A new quarterly update (1Q-2009/10) from the central bank of Nepal shows sings of potentially unstable macroeconomic situation. Nepal has basically become an import nation funded by remittances.
Highlights:
1Q-2009/10 with 1Q-2008/09 | 3 months of 2009/10 | 3 months of 2008/09 |
BOP | -Rs 19.45 billion | Rs 7.70 billion |
Current account | -Rs 11.38 billion | Rs 4.31 billion |
trade deficit | up by 48.6% | up by 35.7% |
net income | down by 15.6% (Rs 2.49 billion) | 382.1% (Rs 2.95 billion) |
Remittances | up by 11.1% | up by 67.3% |
(Transfers) grants | down by 21% | |
BOT | ||
with India | up by 38.8% | up by 29.1% |
with other countries | up by 61.4% | up by 45.4% |
Export/Import | ||
with India | 17.8 | 27.8 |
with other countries | 16.2 | 28.8 |
Total exports | 15.1% | 21.8% |
Total imports | 84.9% | 78.2% |
The change in total foreign exchange reserve in the first quarter of this fiscal year and the first quarter of last year was -11% and 8.5% respectively. It is sufficient to finance merchandise imports of 8.5 months and merchandise and service imports of 7.2 months. Also, the Nepalese exchange rate appreciated by 5.96 percent in mid-October 2009. It has depreciated by 11.50% in the corresponding period last year. This might partly explain the drop in exports and rise in imports. The main factor is imports financed by rising remittances.
Nepal needs to find a way to better channel remittances in the domestic market (other than the bubbling real estate market) rather than smoothening remittance money back to the destination. Tax imports of vehicles; not food (it will further drive up inflation--subsidize agriculture production, especially staple food crops). Prem Khanal raises an alarm (not sure how far this is going to ring the bell as the bad BOP situation in 1Q might might be countered by improvements in other quarters, leaving the average BOP figure in a comfort zone) and offers some options. One thing that is certain and requires urgent action from the NRB and the government is narrowing down of the widening balance of trade (BOT) hole. Thought it has been increasing for some years now, what is alarming is that the rate of increase in trade deficit is much higher in recent years. Ameet Dhakal offers interesting perspectives on this issue and how the government can help the economy dig out of hole it is in right now (again, I am not going to speculate yearly BOP and macroeconomic trend and if they are going to be in the red, creating macroeconomic instability--except for BOT-- just depending on first quarter figures).
UPDATE: Raghab Pant explains why it is not new thing. I concur.
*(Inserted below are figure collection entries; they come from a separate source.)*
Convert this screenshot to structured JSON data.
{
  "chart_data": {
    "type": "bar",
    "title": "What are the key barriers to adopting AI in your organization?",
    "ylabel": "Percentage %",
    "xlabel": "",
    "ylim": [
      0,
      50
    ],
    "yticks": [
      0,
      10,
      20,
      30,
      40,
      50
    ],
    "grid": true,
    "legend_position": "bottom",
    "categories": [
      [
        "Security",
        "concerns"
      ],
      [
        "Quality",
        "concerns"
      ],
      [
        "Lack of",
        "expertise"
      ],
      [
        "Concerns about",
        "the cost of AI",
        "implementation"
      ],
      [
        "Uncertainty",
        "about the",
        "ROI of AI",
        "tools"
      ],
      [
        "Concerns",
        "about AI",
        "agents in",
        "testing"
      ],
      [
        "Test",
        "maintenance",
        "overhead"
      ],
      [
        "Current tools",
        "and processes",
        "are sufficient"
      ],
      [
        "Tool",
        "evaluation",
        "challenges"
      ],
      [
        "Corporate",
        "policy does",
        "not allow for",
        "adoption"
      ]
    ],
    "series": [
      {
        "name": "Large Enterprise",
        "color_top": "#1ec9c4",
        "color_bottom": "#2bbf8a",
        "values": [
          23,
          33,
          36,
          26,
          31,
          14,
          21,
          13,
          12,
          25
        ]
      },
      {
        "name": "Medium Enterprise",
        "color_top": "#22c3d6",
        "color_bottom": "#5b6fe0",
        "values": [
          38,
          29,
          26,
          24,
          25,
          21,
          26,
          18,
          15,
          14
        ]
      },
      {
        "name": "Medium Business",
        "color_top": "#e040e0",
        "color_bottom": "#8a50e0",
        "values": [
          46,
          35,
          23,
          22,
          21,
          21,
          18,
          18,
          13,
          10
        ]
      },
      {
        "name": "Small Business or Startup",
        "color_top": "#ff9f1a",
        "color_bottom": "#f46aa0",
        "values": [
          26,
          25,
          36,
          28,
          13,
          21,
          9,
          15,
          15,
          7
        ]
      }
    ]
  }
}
I don’t see any new problem emerging; it is the continuation of the same old problem except that the government is not yet ready to change the exchange rate of the Nepali currency. On the contrary, they are trying to find a way to impose some restrictions on the import of goods and services from India to maintain current exchange rate. In fact, the central bank, according to newspaper reports, has already issued several directives to the commercial banks to impose restrictions on financial transaction with India. Otherwise, it is not a new problem and the Ministry of Finance is well aware of the situation of the banking system as it has representation in the Board of Directors of the Nepal Rastra Bank too. So the main question is: What were the members of Board of Directors of the Nepal Rastra Bank doing when the country was certain to hit the iceberg?